VII

« Dans trois jours... »

 

En 1897, M. l'abbé Morin, curé de Lavigny, au diocèse de Saint-Claude, eut un entretien avec une dame Grand, de Beaufort. Il avait connu la famille de cette brave Jurassienne, veuve depuis bien longtemps déjà. Son mari, greffier du juge de paix à Saint-Amour, était mort du vivant même du Curé d'Ars. Ce triste événement remontait donc à environ quarante années, Mme Grand, heureuse de trouver à qui raconter ses peines, en expliqua à l'abbé Morin les étranges circonstances.

 

M. Grand n'était pas content de sa situation. Dans le petit chef-lieu de canton où l'administration l'avait envoyé, il se trouvait trop éloigné de ses parents ; et puis son traitement était plus que modeste ; enfin et surtout, le jeune fonctionnaire, bon chrétien, n'avait pas la liberté suffisante pour remplir ses devoirs religieux. Ses père et mère l'engageaient à patienter ; mais il était décidé à chercher autre chose.

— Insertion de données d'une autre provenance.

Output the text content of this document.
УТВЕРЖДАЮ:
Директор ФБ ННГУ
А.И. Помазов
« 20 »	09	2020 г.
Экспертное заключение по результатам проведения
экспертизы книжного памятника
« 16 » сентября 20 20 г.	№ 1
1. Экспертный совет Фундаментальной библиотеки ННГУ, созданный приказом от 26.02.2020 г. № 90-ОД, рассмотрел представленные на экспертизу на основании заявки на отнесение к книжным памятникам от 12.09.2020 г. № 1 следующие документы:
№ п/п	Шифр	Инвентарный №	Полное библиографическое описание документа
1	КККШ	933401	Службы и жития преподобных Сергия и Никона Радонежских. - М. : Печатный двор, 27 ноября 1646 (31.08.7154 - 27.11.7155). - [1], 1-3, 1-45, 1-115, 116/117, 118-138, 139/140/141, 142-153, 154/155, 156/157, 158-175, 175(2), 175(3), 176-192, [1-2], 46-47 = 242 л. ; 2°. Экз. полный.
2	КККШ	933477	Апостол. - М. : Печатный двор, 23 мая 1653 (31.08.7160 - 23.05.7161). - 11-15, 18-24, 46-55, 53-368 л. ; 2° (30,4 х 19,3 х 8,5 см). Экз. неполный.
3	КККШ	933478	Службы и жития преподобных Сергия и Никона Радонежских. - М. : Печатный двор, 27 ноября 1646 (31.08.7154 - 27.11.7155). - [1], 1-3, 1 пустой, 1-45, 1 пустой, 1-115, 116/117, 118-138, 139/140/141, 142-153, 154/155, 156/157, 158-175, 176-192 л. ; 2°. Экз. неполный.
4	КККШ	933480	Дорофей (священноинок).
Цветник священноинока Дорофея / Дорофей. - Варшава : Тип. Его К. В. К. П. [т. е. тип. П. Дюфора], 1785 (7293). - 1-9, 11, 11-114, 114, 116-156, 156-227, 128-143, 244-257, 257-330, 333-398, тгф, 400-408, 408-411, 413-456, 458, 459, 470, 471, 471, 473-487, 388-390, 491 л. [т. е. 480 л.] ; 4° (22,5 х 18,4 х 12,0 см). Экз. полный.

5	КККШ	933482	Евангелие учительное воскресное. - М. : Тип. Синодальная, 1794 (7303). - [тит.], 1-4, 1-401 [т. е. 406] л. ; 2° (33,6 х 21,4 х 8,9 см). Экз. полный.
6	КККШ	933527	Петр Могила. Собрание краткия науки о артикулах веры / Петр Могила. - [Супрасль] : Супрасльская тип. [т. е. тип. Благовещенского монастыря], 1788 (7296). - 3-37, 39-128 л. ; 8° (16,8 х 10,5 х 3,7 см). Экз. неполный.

Cependant, avant de démissionner, M. Grand résolut, encouragé en cela par sa femme, de consulter ce Curé d'Ars que l'on proclamait si saint et si éclairé.

Ils firent ensemble le pèlerinage, se confessèrent l'un et l'autre au serviteur de Dieu et lui exposèrent brièvement, chacun de son côté, le motif de leur voyage ; à tous deux M. Vianney fit une réponse identique : il n'y avait pas à s'inquiéter, puisque dans trois jours M. Grand aurait une autre place.

 

Confessés, communiés, les deux époux repartirent pour Saint-Amour pleinement rassurés.

Or, à peine de retour, M. Grand, saisi d'un mal subit, s'alita. Trois jours après, malgré tous les soins possibles, il rendait le dernier soupir (1).

 

(1) Documents Ball, no 159, d'après le récit de l'abbé Morin.